The three-year renewal of the 2014 Patient-Centered Medical Home (PCMH) Recognition Level 2 for WMed’s Family Medicine, Internal Medicine, Pediatrics and Medicine-Pediatrics clinics at the Oakland Drive Campus was announced by the NCQA earlier this month.
PCMH is a model of care that emphasizes care coordination and communication to transform primary care into “what patients want it to be.” Research has shown that patient-centered medical homes foster better patient care, lower costs, improvement of patients’ care experience and systems and structures that help staff work more efficiently.
“All of this just makes good sense,” said Dr. Joseph D’Ambrosio, WMed’s associate dean for Clinical Affairs. “It’s about providing high-quality, patient-centered care and doing what’s in the best interests of our patients. We should be proud.
“It’s the right thing to do for our patients and the right way to train our student doctors.”
WMed’s clinics have received recognition as a patient-centered medical home from both the NCQA and The Joint Commission. This recognition allows for the clinics to take advantage of financial incentives offered by health plans and employers, as well as federal and state-sponsored programs.

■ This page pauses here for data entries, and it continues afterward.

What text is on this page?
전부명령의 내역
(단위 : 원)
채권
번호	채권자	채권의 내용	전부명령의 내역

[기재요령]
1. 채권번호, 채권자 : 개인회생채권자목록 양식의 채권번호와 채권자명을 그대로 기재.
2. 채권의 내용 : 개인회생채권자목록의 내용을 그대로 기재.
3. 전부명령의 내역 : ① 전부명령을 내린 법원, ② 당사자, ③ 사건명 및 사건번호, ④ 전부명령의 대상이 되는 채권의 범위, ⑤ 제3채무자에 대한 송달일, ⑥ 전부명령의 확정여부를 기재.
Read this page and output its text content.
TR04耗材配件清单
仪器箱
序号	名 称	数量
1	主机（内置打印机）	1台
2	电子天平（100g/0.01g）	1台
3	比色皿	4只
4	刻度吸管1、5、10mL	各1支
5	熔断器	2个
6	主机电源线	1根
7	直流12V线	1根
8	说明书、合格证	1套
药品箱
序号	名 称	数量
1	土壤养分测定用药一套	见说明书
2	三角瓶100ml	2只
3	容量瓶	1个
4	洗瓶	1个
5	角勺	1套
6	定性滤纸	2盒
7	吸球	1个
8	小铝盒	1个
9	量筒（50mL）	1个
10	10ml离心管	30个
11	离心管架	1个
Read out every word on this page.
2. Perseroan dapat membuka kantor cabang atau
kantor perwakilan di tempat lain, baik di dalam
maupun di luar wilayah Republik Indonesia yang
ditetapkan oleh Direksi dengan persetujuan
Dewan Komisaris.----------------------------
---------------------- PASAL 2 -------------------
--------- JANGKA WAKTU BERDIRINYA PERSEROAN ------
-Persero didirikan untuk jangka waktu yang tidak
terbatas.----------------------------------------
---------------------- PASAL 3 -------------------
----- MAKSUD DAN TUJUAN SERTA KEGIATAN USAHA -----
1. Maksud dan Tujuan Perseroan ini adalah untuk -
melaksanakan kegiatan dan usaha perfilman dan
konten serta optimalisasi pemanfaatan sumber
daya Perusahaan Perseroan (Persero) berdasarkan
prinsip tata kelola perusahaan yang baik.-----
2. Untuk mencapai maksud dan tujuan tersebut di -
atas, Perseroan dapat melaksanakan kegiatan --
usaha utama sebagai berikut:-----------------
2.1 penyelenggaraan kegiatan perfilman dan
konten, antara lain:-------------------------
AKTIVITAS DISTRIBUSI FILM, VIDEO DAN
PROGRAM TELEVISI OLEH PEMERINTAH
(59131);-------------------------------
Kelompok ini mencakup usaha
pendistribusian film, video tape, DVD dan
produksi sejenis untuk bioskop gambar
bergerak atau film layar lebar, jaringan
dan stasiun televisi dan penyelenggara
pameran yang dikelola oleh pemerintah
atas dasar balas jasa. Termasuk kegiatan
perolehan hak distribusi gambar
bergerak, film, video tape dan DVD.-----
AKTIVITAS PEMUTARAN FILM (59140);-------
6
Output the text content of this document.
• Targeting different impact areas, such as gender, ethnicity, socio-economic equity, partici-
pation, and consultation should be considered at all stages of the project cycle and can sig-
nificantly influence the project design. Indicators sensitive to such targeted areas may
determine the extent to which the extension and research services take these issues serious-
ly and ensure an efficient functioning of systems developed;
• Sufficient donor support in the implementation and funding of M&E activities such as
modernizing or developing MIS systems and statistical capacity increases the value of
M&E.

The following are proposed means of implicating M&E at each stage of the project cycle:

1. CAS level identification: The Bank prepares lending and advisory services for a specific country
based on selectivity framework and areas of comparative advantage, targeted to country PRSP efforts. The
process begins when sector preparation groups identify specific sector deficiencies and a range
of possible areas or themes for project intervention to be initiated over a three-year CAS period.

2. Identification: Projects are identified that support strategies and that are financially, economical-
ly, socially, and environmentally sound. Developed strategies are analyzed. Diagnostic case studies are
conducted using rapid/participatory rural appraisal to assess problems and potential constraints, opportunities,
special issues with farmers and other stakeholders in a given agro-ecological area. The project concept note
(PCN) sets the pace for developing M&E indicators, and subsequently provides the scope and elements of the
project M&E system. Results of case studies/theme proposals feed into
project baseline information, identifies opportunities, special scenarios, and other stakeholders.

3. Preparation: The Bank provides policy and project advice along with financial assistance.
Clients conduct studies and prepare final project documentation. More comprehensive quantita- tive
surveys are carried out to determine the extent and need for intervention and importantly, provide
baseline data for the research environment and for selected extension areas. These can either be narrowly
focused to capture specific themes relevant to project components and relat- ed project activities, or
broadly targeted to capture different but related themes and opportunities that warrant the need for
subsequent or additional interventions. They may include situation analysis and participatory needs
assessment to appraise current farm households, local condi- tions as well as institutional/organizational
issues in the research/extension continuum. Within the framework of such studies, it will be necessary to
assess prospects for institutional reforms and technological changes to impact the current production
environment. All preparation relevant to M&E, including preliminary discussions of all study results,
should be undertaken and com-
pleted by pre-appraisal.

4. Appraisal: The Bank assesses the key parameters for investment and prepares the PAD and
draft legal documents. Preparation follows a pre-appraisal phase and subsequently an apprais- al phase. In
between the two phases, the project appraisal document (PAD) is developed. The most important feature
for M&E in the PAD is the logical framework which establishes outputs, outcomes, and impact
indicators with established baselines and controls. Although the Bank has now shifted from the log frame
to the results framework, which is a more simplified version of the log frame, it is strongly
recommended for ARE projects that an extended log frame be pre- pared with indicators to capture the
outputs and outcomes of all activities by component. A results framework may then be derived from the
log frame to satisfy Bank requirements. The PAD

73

Since its inception five years ago, the NCQA has recognized more than 6,800 practice sites in the U.S. as patient-centered medical homes.
PCMH identifies practices that promote partnerships between individual patients and their doctors, instead of treating patient care as the sum of several episodic office visits. Each patient’s care is handled by clinician-led care teams who provide for all of the patient’s healthcare needs and coordinate treatments across the healthcare system.
Recognition from the NCQA means that the clinicians in WMed’s primary care clinics have met the benchmarks of a patient-centered medical home, including patient-centered access, team-based care, population health management, care management and support, care coordination and care transitions, and performance measurement and quality improvement.
The NCQA recently released information about the new structure, guidelines, and standards for the 2017 Patient-Centered Medical Home recognition. Work is already underway at WMed to prepare for – and meet – the new standards, said Michele Serbenski, the medical school’s associate dean for Planning and Performance Excellence.
“They build upon the current standards, but include a lot more,” Serbenski said. “This will be an opportunity over the next several years before our renewal in 2020 to involve the clinical leadership and care teams in understanding the new standards and how we’re going to implement them at WMed.”